While dining-in will be allowed in F&B outlets in Phase 2 of Singapore's post-circuit breaker, with safe distancing, F&B businesses may only be able to operate at 20 to 25 per cent of capacity. Operators have to re-look how they blend off-premise dining with restaurant design, restaurant location and menu design. Renovations with off-premise dining in mind should have plenty of space for pick-up. Operators can also consider reducing the amount of space for in-restaurant dining. This may also mean that they require less space than they currently have (and hence lower rent).

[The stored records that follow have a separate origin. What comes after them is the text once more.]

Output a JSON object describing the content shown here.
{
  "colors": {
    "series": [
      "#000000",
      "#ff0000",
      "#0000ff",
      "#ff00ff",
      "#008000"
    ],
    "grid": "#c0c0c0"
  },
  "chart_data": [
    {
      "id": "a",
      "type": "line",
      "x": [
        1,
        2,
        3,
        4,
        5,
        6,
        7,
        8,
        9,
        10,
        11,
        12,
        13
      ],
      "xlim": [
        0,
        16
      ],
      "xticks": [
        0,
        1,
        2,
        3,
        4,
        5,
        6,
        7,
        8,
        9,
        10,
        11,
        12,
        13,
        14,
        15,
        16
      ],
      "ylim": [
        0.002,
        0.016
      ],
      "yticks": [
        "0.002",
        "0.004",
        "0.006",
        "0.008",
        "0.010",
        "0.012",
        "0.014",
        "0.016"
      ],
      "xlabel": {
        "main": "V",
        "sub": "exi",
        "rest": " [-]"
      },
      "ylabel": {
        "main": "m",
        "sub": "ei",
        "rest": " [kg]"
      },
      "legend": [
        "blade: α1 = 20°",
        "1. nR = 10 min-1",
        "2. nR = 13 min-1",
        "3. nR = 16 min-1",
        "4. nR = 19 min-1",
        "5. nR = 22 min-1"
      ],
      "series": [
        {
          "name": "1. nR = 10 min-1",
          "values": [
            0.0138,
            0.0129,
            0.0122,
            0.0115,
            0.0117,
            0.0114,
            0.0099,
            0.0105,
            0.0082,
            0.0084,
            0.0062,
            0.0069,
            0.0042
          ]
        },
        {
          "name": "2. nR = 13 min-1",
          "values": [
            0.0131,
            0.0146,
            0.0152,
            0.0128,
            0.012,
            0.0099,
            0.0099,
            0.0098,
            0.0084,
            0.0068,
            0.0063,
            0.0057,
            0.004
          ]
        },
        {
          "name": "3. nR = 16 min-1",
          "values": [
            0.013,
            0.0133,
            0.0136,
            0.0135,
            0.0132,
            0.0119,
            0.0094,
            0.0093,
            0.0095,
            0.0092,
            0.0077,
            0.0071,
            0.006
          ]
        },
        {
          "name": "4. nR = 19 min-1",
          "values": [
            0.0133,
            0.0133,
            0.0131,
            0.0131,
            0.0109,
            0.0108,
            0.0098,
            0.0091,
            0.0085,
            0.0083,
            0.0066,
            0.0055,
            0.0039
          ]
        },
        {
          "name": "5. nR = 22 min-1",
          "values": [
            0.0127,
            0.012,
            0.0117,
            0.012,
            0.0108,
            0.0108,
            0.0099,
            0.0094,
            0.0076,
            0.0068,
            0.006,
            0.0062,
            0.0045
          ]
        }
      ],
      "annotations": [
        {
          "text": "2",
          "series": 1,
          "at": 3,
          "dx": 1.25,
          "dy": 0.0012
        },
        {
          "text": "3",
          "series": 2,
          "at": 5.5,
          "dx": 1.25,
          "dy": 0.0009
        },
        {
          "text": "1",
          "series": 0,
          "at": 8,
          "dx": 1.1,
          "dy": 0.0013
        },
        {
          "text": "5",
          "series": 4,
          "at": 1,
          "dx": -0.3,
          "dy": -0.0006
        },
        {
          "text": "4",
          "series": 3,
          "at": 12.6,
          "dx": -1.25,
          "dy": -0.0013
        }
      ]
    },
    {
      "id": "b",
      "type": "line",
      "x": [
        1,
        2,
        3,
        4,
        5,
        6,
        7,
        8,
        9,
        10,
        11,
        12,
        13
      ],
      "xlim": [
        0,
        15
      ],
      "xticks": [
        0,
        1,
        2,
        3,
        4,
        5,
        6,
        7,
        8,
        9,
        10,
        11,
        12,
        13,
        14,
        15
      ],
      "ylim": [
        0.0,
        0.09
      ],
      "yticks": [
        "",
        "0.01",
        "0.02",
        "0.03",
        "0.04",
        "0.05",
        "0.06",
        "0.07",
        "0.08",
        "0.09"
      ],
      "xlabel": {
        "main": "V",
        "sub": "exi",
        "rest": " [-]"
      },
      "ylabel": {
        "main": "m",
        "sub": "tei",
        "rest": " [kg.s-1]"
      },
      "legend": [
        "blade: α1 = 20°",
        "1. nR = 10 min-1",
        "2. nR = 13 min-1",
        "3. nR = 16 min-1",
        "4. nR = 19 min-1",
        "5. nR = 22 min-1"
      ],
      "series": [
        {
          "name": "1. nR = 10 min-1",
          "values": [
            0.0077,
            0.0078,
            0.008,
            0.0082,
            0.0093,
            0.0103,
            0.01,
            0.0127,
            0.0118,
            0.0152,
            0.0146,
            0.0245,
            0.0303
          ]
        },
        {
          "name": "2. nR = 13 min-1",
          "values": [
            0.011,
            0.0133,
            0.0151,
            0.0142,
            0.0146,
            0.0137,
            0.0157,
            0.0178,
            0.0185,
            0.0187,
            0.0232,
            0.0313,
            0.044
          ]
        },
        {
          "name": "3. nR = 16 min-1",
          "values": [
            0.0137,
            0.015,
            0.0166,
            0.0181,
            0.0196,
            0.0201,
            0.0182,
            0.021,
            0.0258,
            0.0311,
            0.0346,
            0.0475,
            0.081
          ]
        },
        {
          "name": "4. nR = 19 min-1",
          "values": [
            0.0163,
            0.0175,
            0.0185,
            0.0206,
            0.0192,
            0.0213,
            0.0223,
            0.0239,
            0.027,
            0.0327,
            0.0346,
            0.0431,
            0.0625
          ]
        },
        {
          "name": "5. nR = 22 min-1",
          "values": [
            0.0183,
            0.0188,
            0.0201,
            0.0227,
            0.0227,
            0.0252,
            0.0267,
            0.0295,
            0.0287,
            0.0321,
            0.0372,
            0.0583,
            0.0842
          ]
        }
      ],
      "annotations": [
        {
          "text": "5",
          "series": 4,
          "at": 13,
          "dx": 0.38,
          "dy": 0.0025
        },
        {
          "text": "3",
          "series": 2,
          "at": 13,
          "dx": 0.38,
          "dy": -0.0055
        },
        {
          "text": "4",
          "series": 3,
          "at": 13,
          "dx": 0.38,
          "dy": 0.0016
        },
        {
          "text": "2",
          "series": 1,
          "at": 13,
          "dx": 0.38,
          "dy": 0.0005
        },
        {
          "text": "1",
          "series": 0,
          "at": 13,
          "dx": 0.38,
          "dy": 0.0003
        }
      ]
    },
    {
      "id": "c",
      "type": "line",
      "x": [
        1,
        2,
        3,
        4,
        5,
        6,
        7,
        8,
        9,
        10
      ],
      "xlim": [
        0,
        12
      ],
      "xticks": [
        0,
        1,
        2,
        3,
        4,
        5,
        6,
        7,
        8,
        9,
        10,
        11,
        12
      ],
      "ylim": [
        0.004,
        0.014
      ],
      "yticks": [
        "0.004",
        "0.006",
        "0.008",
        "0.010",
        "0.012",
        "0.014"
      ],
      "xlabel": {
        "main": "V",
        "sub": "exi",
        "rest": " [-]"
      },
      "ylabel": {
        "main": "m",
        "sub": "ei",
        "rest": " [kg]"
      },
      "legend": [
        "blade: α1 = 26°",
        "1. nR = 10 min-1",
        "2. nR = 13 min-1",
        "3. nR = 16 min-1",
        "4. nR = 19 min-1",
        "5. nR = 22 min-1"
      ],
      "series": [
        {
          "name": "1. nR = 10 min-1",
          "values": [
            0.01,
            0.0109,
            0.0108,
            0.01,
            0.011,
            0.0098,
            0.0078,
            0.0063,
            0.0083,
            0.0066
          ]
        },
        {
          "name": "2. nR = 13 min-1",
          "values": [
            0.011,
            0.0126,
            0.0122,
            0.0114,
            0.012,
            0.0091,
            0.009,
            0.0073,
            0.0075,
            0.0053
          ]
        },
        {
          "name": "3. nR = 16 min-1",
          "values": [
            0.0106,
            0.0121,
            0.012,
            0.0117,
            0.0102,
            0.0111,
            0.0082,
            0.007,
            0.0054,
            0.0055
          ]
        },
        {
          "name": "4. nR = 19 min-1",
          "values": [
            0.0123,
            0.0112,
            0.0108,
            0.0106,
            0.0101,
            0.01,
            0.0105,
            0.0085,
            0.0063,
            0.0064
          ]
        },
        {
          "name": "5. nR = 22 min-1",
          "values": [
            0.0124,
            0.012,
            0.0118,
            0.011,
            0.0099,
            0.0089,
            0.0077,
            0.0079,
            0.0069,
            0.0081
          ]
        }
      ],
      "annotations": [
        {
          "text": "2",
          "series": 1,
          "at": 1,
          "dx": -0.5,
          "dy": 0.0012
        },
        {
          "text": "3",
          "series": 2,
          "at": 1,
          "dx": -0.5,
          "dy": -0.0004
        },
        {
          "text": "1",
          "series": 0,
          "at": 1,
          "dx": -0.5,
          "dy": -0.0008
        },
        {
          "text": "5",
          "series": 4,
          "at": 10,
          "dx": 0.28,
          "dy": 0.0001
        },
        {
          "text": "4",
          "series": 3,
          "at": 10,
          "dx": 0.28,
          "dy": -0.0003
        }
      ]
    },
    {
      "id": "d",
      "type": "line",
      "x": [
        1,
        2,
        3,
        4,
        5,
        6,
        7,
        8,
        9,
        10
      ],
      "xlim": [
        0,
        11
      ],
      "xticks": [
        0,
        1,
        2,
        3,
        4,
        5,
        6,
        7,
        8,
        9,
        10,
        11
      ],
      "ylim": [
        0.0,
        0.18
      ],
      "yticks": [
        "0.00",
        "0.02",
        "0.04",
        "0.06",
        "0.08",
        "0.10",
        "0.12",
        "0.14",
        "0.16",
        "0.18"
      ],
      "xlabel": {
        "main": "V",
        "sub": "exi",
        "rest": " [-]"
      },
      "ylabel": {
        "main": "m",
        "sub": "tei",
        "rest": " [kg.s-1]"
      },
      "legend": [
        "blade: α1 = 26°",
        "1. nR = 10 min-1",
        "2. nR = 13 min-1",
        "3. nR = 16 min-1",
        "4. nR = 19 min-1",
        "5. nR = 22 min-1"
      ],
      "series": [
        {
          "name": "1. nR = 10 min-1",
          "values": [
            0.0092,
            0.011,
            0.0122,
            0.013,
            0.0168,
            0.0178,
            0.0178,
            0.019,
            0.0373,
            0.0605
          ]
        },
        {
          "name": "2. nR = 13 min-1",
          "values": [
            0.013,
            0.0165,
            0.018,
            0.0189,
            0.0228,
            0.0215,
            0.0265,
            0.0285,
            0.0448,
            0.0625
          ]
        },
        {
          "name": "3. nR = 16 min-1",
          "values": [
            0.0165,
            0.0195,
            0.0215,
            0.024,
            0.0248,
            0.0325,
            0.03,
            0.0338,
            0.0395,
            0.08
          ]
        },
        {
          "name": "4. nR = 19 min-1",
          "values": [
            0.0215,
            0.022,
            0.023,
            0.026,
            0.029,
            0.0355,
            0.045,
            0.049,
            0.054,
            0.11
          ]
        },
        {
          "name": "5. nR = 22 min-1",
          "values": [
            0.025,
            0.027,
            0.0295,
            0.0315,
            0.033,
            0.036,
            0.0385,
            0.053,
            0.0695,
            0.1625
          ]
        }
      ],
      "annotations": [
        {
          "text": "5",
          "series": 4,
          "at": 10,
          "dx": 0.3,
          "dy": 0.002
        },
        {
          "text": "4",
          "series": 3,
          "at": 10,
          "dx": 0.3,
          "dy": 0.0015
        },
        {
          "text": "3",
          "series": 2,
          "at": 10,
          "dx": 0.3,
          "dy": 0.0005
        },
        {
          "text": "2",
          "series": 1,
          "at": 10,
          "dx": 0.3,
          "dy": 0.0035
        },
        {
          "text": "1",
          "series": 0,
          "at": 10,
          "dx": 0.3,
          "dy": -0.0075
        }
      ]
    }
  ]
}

Depending upon the volume of off-premise dining, consider either setting up a "ghost" kitchen or moving to a less expensive location. If much of your business comes from delivery, why pay for the same prime location that you may currently be in? For menu design, some options can be available only on the off-premise dining menu. During the circuit breaker, SaladStop! introduced Smoosha, smoothie bowls that they made available only on Deliveroo and SaladStop!'s app.

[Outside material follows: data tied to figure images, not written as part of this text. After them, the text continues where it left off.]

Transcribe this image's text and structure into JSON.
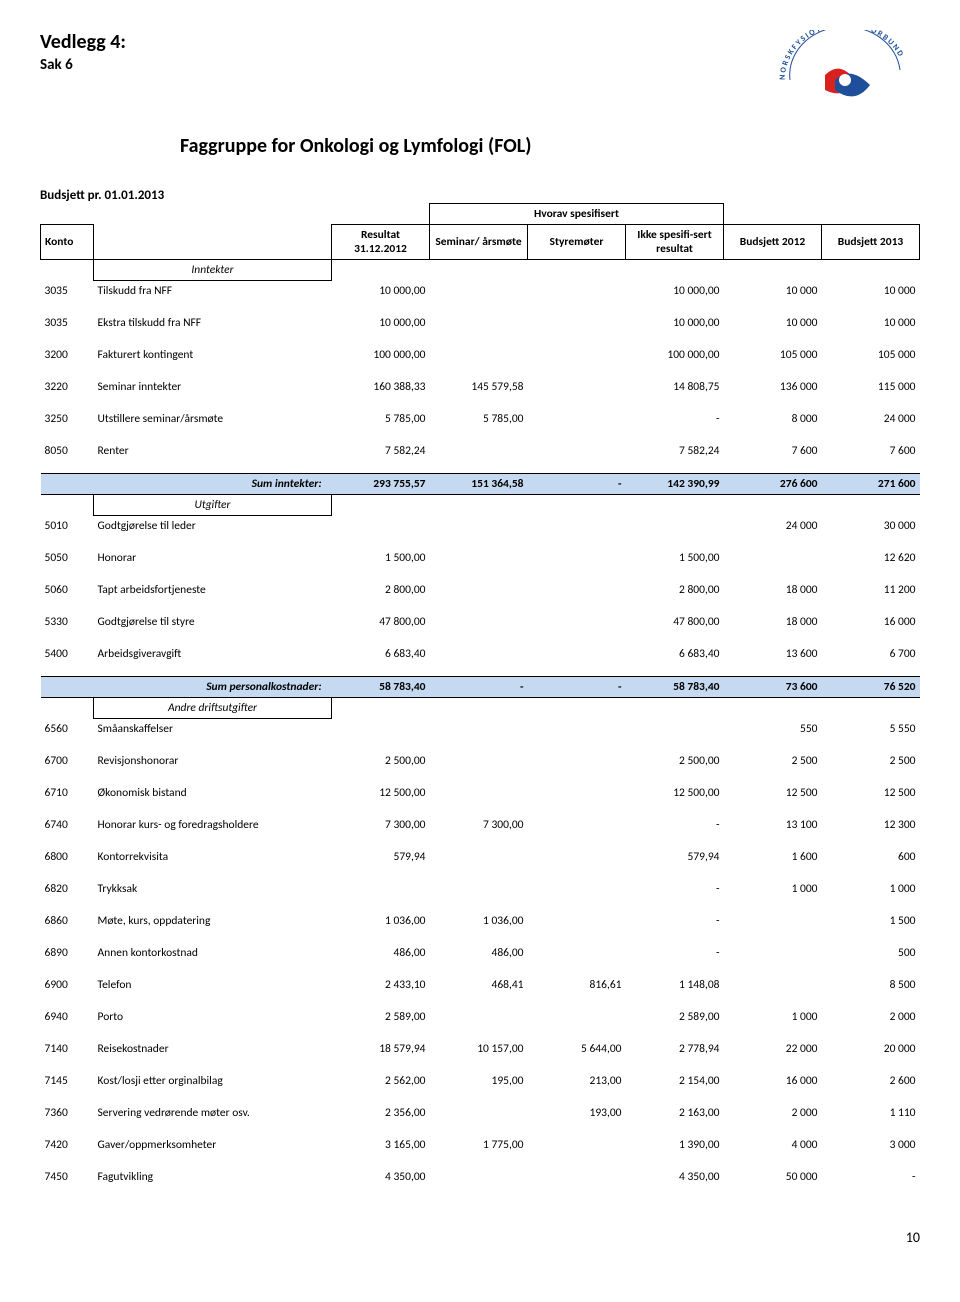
{
  "header": {
    "vedlegg": "Vedlegg 4:",
    "sak": "Sak 6",
    "title": "Faggruppe for Onkologi og Lymfologi (FOL)",
    "logo_text_top": "NORSK",
    "logo_text_mid": "FYSIOTERAPEUTFORBUND",
    "logo_colors": {
      "red": "#d9221f",
      "blue": "#1f4f9b"
    }
  },
  "budsjett_line": "Budsjett pr. 01.01.2013",
  "hvorav": "Hvorav spesifisert",
  "columns": {
    "konto": "Konto",
    "resultat": "Resultat 31.12.2012",
    "seminar": "Seminar/ årsmøte",
    "styremoter": "Styremøter",
    "ikke": "Ikke spesifi-sert resultat",
    "b2012": "Budsjett 2012",
    "b2013": "Budsjett 2013"
  },
  "sections": {
    "inntekter": "Inntekter",
    "utgifter": "Utgifter",
    "andre": "Andre driftsutgifter"
  },
  "sums": {
    "inntekter_label": "Sum inntekter:",
    "inntekter": [
      "293 755,57",
      "151 364,58",
      "-",
      "142 390,99",
      "276 600",
      "271 600"
    ],
    "personal_label": "Sum personalkostnader:",
    "personal": [
      "58 783,40",
      "-",
      "-",
      "58 783,40",
      "73 600",
      "76 520"
    ]
  },
  "rows_inntekter": [
    {
      "k": "3035",
      "l": "Tilskudd fra NFF",
      "v": [
        "10 000,00",
        "",
        "",
        "10 000,00",
        "10 000",
        "10 000"
      ]
    },
    {
      "k": "3035",
      "l": "Ekstra tilskudd fra NFF",
      "v": [
        "10 000,00",
        "",
        "",
        "10 000,00",
        "10 000",
        "10 000"
      ]
    },
    {
      "k": "3200",
      "l": "Fakturert kontingent",
      "v": [
        "100 000,00",
        "",
        "",
        "100 000,00",
        "105 000",
        "105 000"
      ]
    },
    {
      "k": "3220",
      "l": "Seminar inntekter",
      "v": [
        "160 388,33",
        "145 579,58",
        "",
        "14 808,75",
        "136 000",
        "115 000"
      ]
    },
    {
      "k": "3250",
      "l": "Utstillere seminar/årsmøte",
      "v": [
        "5 785,00",
        "5 785,00",
        "",
        "-",
        "8 000",
        "24 000"
      ]
    },
    {
      "k": "8050",
      "l": "Renter",
      "v": [
        "7 582,24",
        "",
        "",
        "7 582,24",
        "7 600",
        "7 600"
      ]
    }
  ],
  "rows_utgifter": [
    {
      "k": "5010",
      "l": "Godtgjørelse til leder",
      "v": [
        "",
        "",
        "",
        "",
        "24 000",
        "30 000"
      ]
    },
    {
      "k": "5050",
      "l": "Honorar",
      "v": [
        "1 500,00",
        "",
        "",
        "1 500,00",
        "",
        "12 620"
      ]
    },
    {
      "k": "5060",
      "l": "Tapt arbeidsfortjeneste",
      "v": [
        "2 800,00",
        "",
        "",
        "2 800,00",
        "18 000",
        "11 200"
      ]
    },
    {
      "k": "5330",
      "l": "Godtgjørelse til styre",
      "v": [
        "47 800,00",
        "",
        "",
        "47 800,00",
        "18 000",
        "16 000"
      ]
    },
    {
      "k": "5400",
      "l": "Arbeidsgiveravgift",
      "v": [
        "6 683,40",
        "",
        "",
        "6 683,40",
        "13 600",
        "6 700"
      ]
    }
  ],
  "rows_andre": [
    {
      "k": "6560",
      "l": "Småanskaffelser",
      "v": [
        "",
        "",
        "",
        "",
        "550",
        "5 550"
      ]
    },
    {
      "k": "6700",
      "l": "Revisjonshonorar",
      "v": [
        "2 500,00",
        "",
        "",
        "2 500,00",
        "2 500",
        "2 500"
      ]
    },
    {
      "k": "6710",
      "l": "Økonomisk bistand",
      "v": [
        "12 500,00",
        "",
        "",
        "12 500,00",
        "12 500",
        "12 500"
      ]
    },
    {
      "k": "6740",
      "l": "Honorar kurs- og foredragsholdere",
      "v": [
        "7 300,00",
        "7 300,00",
        "",
        "-",
        "13 100",
        "12 300"
      ]
    },
    {
      "k": "6800",
      "l": "Kontorrekvisita",
      "v": [
        "579,94",
        "",
        "",
        "579,94",
        "1 600",
        "600"
      ]
    },
    {
      "k": "6820",
      "l": "Trykksak",
      "v": [
        "",
        "",
        "",
        "-",
        "1 000",
        "1 000"
      ]
    },
    {
      "k": "6860",
      "l": "Møte, kurs, oppdatering",
      "v": [
        "1 036,00",
        "1 036,00",
        "",
        "-",
        "",
        "1 500"
      ]
    },
    {
      "k": "6890",
      "l": "Annen kontorkostnad",
      "v": [
        "486,00",
        "486,00",
        "",
        "-",
        "",
        "500"
      ]
    },
    {
      "k": "6900",
      "l": "Telefon",
      "v": [
        "2 433,10",
        "468,41",
        "816,61",
        "1 148,08",
        "",
        "8 500"
      ]
    },
    {
      "k": "6940",
      "l": "Porto",
      "v": [
        "2 589,00",
        "",
        "",
        "2 589,00",
        "1 000",
        "2 000"
      ]
    },
    {
      "k": "7140",
      "l": "Reisekostnader",
      "v": [
        "18 579,94",
        "10 157,00",
        "5 644,00",
        "2 778,94",
        "22 000",
        "20 000"
      ]
    },
    {
      "k": "7145",
      "l": "Kost/losji etter orginalbilag",
      "v": [
        "2 562,00",
        "195,00",
        "213,00",
        "2 154,00",
        "16 000",
        "2 600"
      ]
    },
    {
      "k": "7360",
      "l": "Servering vedrørende møter osv.",
      "v": [
        "2 356,00",
        "",
        "193,00",
        "2 163,00",
        "2 000",
        "1 110"
      ]
    },
    {
      "k": "7420",
      "l": "Gaver/oppmerksomheter",
      "v": [
        "3 165,00",
        "1 775,00",
        "",
        "1 390,00",
        "4 000",
        "3 000"
      ]
    },
    {
      "k": "7450",
      "l": "Fagutvikling",
      "v": [
        "4 350,00",
        "",
        "",
        "4 350,00",
        "50 000",
        "-"
      ]
    }
  ],
  "page_num": "10",
  "colors": {
    "sum_bg": "#c5d9f1"
  }
}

In order to make the model with reduced dining capacity financially viable, restaurants will also have to either charge much higher prices (at a level that consumers are willing to pay), develop new revenue streams or adapt their way of doing business.


Some operators have tried to develop new revenue streams. For example, bars such as Old Man Singapore have discovered a market for mixed drinks. Reservation platform Chope has partnered with a local taxi company to offer delivery for their client restaurants. SaladStop! introduced a service for delivering "farm fresh produce and essentials". Full service restaurant Luke's Oyster Bar & Chop House developed new revenue streams such as Bala's Magic Box (curated wines and a series of Facebook wine-tasting sessions with the owner) and the English Muffin Project (take-home kits for people to create breakfast sandwiches to their liking).


I have alluded to technology and predict that its adoption will become much more prevalent in the F&B industry whether it be from contactless payment, smartphone ordering or restaurant automation and robotics. Many outlets, such as Starbucks, allow customers to order from their app and collect in store, reducing waiting time. Incidentally, all three tech means would help the restaurant practise safe distancing. In the new normal, these F&B operators need to make the necessary technology investments to prepare themselves for the long-run.


In the changing landscape, employees have to adjust to various measures, both at work and at home. F&B operators need to consider that their employees are handling changes on many fronts. It may be worth listening to their needs as well when planning operations. This will make for a smoother transition and greater employee loyalty in the long run. It may take time to build psychological resilience in employees, but leaders can inspire and give hope.

In the post circuit breaker period, F&B operators have to continue to "feed" themselves. Just as humans eat from various food groups to stay healthy, F&B operators need to diversify their operations and revenue sources. There will always be challenges, but the future looks bright for operators who can strategically adapt their businesses to the new reality.